Profil Imam Bukhari dan Masa Kecilnya
Dilansir dari laman Nu Online, Imam Bukhari dilahirkan di Uzbekistan dengan nama lengkap Abu Abdillah Muhammad bin Ismail bin Ibrahim bin al-Mughirah bin Bardizbah bin al-Ja’fii al-Bukhari. Ulama ahli hadits ini lahir pada Jumat malam, 13 Syawal tahun 194 H di Bukhara, Asia Tengah. Beliau dipanggil Imam Bukhari karena tempat kelahirannya bernama Bukhara.
Profil Imam Bukhari ini akan dimulai dari masa kecilnya yang tidak memiliki penglihatan, kenyataan ini membuat Ibunda Imam Bukhari menangis dan senantiasa memohon pada Allah Swt untuk memberikan penglihatan kepada putranya. Doa yang dipanjatkan terus menerus membuat sang ibu bermimpi bertemu dengan nabi Ibrahim, dalam mimpi tersebut nabi Ibrahim mengabarkan bahwa putanya akan mendapat penglihatan. Saat ibunda Imam Bukhari terbangun, maka ia mendapati putranya bisa melihat.
Kegigihan Imam Bukhari dalam menimba ilmu telah terlihat sejak masih belia. Saat usianya di bawah 10 tahun, Imam Bukhari sukses menghafal banyak sekali hadits dan berhasil berguru pada banyak ulama di negeri tersebut. Saat usianya mencapai 16 tahun ia menghafalkan kitab hadits karya Waqi’ dan Ibnul Mubarak. Kemudian Imam Bukhari berhaji bersama ibu dan saudara lelakinya dan menetap di Makkah untuk mendalami ilmu hadits.
Profil Imam Bukhari yang Menimba Ilmu dari Berbagai Negeri
Menurut laman Bersamadakwah.net, saat usia Imam Bukhari memasuki angka 18 beliau menimba ilmu di Madinah. Di kota nabawi tersebut, keilmuan Imam Bukhari disanjung bahkan dijadikan rujukan saat terjadi perbedaan pendapat di perkumpulan para ahli hadits.

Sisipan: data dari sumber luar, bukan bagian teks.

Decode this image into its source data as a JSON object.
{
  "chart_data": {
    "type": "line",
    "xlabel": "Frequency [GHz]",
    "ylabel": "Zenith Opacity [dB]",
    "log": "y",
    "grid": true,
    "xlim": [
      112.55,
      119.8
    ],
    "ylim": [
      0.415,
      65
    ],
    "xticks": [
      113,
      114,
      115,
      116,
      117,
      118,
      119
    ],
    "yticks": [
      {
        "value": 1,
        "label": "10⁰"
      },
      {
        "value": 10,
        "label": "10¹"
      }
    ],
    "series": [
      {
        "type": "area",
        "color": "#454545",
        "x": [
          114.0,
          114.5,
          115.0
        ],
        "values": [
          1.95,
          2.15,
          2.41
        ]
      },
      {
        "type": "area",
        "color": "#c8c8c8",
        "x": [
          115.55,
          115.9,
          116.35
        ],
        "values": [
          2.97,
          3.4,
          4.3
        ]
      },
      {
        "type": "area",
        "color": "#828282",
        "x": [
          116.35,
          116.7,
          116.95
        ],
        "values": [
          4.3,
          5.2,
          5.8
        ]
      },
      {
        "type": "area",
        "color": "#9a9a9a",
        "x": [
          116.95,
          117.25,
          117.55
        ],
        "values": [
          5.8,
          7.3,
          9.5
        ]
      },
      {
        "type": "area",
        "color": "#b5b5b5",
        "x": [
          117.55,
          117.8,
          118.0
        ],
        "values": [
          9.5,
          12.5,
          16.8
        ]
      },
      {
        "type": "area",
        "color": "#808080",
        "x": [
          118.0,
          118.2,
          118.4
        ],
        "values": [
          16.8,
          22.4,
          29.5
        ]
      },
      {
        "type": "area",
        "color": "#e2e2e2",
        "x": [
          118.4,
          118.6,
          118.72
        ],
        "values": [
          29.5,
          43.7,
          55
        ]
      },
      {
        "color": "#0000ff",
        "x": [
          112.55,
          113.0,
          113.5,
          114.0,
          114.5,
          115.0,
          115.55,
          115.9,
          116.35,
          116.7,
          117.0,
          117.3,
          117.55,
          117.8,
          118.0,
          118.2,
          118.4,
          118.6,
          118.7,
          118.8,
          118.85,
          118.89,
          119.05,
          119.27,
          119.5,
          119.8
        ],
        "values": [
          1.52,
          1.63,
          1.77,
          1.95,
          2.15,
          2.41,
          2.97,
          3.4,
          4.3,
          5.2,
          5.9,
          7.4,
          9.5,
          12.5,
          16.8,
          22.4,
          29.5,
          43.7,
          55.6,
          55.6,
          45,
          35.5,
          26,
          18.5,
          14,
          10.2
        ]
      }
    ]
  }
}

Di kota Madinah, Imam Bukhari tidak menyia-nyiakan kesempatannya untuk menimba ilmu dari ulama tabi’ut-tabi’in yang masih hidup. Diantara ulama yang pernah menjadi guru Imam Bukhari selama di Madinah ada Abu Ashim bin An Nabil, Shafwan bin Isa, Badil bin Tsabit, dan lainnya. Lalu rihlah ke Kufah dan berguru kepada Abdullah bin Musa, Abu Nu’aim bin Ya’kub, Hasan bin Rabi’ dan sejumlah ulama lain.
Profil Imam Bukhari semakin mengagumkan dengan riwayat perjalanan menuntut ilmunya yang melintasi berbagai negeri, khususnya setelah belajar di Makkah dan Madinah. Seolah tak cukup dengan ilmu yang didapat dari kota Madinah, di usia ke-19 Imam Bukhari kembali mengembara ke Basrah dan bertemu dengan ulama Abu Ashim bin An Nabil, Shafwan bin Isa, dan Badil bin Tsabit.
Setelah Basrah, Imam Bukhari juga menyempatkan diri belajar di Kufah dengan Abdullah bin Musa, Abu Nu’aim bin Ya’kub, Hasan bin Rabi’ dan ulama-ulama lain. Menginjak usia 20 Imam Bukhari kembali memperluas jangkauan perjalanan mencari ilmu ke Bagdad yang saat itu menjadi pusat pemerintahan Dinasti Abbasiyah. Di Baghdad Imam Bukhari sempat berguru pada Imam Ahmad. Setelah itu, Imam Bukhari masih menyempatkan diri menimba ilmu di Syam dan Mesir, ia pun berhasil menguasai banyak ilmu dari ulama ternama pada masa itu.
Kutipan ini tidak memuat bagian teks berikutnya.